Sun, Aug 04, 2013 - Page 7 News List

Prayers for Turkish church


About 25 Russian Orthodox celebrated a divine liturgy on Friday for the first time in four decades at their rooftop church they fear may be demolished to make way for a tourism project.

A choir chanted hymns and women wearing scarves bowed their heads at the crumbling 134-year-old St Elijah Church as they marked the prophet’s name day according to the Julian calendar.

Istanbul’s tiny White Russian community, whose families fled Russia in the 1920s after losing to the Bolsheviks in the Russian Civil War, worries that St Elijah and its two sister churches could fall victim to the country’s building boom.

Dubbed Galataport, the redevelopment of Karakoy, a historic district on the European side of the Bosphorus where St Elijah is located, envisages a cruise-liner port, hotels and a mall.

“Today’s service is a first step to attaining the old spirit of the church,” said Kazmir Pamir, an ethnic Russian working to save St Elijah.

Galataport is on a long list of infrastructure projects in Europe’s fastest-growing city.

Critics say the projects, which include bridges, undersea tunnels, an airport, hundreds of mosques and dozens of housing complexes, threaten historic sites and the environment in one of the world’s most popular tourist destinations.

The government argues it is meeting the needs of a rapidly expanding population and economy.

St Elijah is at risk because it was disused as a church, is listed as a commercial building in city records and is not among the city’s protected sites, Pamir said.

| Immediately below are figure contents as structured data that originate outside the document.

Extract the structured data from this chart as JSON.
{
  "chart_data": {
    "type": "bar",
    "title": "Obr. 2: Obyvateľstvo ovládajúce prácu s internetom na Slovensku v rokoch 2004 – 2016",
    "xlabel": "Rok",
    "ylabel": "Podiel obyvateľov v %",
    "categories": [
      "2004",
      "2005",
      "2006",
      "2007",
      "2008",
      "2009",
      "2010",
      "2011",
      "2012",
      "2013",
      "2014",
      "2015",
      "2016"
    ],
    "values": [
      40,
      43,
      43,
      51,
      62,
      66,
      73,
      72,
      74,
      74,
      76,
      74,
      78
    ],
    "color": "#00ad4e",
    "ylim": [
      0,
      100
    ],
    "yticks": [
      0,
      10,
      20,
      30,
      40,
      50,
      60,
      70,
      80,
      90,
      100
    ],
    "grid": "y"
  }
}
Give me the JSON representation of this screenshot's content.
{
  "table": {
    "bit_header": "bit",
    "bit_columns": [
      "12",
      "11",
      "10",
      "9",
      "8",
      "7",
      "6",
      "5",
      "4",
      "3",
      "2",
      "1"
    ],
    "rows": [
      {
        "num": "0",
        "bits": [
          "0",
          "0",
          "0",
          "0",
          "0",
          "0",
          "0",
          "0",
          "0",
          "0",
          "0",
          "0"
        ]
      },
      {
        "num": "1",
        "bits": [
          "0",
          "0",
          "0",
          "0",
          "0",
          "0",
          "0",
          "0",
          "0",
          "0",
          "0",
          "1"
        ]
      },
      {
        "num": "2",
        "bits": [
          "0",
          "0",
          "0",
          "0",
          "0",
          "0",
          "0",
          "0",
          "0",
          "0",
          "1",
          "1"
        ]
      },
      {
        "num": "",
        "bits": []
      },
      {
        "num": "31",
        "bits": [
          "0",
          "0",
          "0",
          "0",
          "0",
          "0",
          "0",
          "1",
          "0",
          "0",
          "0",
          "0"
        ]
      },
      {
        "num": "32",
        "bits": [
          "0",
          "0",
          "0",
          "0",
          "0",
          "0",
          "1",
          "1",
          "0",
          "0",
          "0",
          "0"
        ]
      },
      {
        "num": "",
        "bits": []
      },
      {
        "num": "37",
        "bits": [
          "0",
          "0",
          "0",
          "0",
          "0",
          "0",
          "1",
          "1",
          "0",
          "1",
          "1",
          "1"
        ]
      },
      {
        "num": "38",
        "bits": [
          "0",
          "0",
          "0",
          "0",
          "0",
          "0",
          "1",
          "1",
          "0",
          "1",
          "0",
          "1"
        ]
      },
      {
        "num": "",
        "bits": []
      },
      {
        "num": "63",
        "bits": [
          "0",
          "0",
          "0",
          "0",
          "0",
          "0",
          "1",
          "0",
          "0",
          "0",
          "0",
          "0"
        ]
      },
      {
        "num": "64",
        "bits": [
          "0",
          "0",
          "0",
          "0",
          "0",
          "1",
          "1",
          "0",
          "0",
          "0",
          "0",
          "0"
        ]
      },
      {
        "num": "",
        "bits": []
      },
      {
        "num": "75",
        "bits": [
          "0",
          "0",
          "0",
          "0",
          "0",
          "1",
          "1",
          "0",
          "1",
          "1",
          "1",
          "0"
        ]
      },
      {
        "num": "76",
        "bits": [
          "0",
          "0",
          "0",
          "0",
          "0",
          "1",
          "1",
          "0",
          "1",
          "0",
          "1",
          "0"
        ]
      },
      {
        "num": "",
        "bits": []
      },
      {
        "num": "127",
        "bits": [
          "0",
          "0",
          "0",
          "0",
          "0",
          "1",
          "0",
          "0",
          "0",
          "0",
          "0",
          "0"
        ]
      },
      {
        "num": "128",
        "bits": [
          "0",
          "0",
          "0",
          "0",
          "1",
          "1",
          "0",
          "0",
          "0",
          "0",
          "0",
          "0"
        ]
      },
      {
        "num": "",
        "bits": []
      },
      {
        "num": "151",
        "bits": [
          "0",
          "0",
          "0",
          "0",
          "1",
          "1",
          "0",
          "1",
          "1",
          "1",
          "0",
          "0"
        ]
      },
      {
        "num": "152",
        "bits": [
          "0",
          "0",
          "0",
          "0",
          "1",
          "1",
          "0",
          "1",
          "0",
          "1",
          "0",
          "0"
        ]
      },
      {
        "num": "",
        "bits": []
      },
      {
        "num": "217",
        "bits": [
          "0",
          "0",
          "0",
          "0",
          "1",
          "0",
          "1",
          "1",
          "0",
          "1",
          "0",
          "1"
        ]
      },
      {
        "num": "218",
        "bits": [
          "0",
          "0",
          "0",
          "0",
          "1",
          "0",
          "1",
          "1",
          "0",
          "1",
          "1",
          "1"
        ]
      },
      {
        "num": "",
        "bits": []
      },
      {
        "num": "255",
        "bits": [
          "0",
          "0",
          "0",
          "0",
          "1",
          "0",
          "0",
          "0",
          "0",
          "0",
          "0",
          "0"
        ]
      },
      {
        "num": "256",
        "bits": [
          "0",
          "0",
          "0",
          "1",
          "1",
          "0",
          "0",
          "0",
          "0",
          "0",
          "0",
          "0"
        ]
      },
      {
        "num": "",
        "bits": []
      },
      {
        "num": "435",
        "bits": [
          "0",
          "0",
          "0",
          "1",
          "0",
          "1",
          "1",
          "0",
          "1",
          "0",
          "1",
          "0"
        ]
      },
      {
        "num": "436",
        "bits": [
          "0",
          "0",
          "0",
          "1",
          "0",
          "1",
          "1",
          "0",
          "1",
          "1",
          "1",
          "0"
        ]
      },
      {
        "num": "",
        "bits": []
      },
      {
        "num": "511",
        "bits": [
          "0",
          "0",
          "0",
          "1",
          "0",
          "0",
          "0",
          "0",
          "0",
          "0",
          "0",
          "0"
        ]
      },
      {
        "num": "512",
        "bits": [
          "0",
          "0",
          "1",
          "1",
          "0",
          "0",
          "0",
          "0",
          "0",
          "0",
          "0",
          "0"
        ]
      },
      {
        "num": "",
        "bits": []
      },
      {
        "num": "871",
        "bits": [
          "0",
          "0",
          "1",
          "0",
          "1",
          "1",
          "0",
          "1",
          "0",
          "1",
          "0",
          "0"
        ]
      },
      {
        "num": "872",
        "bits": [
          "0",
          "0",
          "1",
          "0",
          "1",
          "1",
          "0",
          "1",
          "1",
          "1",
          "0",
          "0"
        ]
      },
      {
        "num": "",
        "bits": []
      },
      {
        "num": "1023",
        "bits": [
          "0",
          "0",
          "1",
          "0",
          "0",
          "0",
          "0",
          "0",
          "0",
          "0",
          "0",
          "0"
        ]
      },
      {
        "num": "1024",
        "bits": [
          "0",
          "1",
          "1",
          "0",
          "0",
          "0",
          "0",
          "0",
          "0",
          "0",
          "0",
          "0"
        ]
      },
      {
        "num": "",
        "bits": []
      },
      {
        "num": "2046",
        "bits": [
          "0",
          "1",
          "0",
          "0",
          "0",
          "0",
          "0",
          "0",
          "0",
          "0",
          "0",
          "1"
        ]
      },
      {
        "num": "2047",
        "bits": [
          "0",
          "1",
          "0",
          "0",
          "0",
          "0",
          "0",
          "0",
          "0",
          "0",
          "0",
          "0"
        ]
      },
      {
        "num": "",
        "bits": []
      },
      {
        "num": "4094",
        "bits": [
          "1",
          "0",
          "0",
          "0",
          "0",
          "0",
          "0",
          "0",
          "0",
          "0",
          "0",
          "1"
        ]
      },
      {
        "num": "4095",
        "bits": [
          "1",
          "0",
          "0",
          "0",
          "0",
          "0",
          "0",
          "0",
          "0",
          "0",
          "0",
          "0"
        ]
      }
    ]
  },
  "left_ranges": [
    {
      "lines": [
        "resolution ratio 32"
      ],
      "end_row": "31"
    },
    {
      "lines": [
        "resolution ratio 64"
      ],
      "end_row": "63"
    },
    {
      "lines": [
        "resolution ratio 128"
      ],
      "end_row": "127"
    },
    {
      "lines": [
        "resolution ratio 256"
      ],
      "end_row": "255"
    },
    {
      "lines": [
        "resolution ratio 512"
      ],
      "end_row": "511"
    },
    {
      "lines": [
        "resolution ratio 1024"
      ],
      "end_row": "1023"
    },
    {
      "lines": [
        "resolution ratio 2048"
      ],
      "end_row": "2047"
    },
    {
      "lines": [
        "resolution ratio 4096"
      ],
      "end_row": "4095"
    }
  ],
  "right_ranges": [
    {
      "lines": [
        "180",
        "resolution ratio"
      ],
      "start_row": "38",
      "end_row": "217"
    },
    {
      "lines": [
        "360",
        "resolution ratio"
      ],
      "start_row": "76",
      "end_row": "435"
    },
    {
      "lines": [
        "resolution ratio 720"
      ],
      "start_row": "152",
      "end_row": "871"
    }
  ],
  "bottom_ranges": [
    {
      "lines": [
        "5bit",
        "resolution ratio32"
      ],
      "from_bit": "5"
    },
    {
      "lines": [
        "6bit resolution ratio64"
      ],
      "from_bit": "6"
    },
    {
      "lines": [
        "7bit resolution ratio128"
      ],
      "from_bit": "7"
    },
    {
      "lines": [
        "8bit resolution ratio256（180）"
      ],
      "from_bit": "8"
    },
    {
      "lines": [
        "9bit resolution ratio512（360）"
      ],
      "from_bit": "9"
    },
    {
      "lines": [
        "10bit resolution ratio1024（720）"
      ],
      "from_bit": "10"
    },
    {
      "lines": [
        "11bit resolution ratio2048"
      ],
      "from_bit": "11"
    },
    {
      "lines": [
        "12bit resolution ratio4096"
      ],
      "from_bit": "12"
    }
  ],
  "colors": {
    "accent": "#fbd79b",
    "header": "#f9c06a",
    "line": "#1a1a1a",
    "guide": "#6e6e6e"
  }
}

Friday’s liturgy, which was presided over by a priest from the Greek Orthodox Patriarchate, sought to re-sanctify the space as it is far more difficult to demolish a church, he said.

It also marked a bright spot for cooperation between the Russian Church, the largest of the Orthodox denominations, and the Istanbul-based Patriarchate, considered the spiritual leader of the worlds’s 300 million Orthodox faithful despite a flock of just 3,000 adherents in Turkey.

Today, just 100,000 Christians and 20,000 Jews dwell in Turkey, a nation of 76 million Muslims.

Turkey’s Dogus Holding won a government tender in May to develop Galataport.

It did not respond to e-mailed questions on whether the churches would be directly or indirectly affected by Galataport.

“This place is both familiar and strange at the same time,” said Mihail Basleyef, 55, returning to St Elijah for the first time since his baptism. “I feel blessed to be here so I can keep the memory of it alive, even if one day it will be gone.”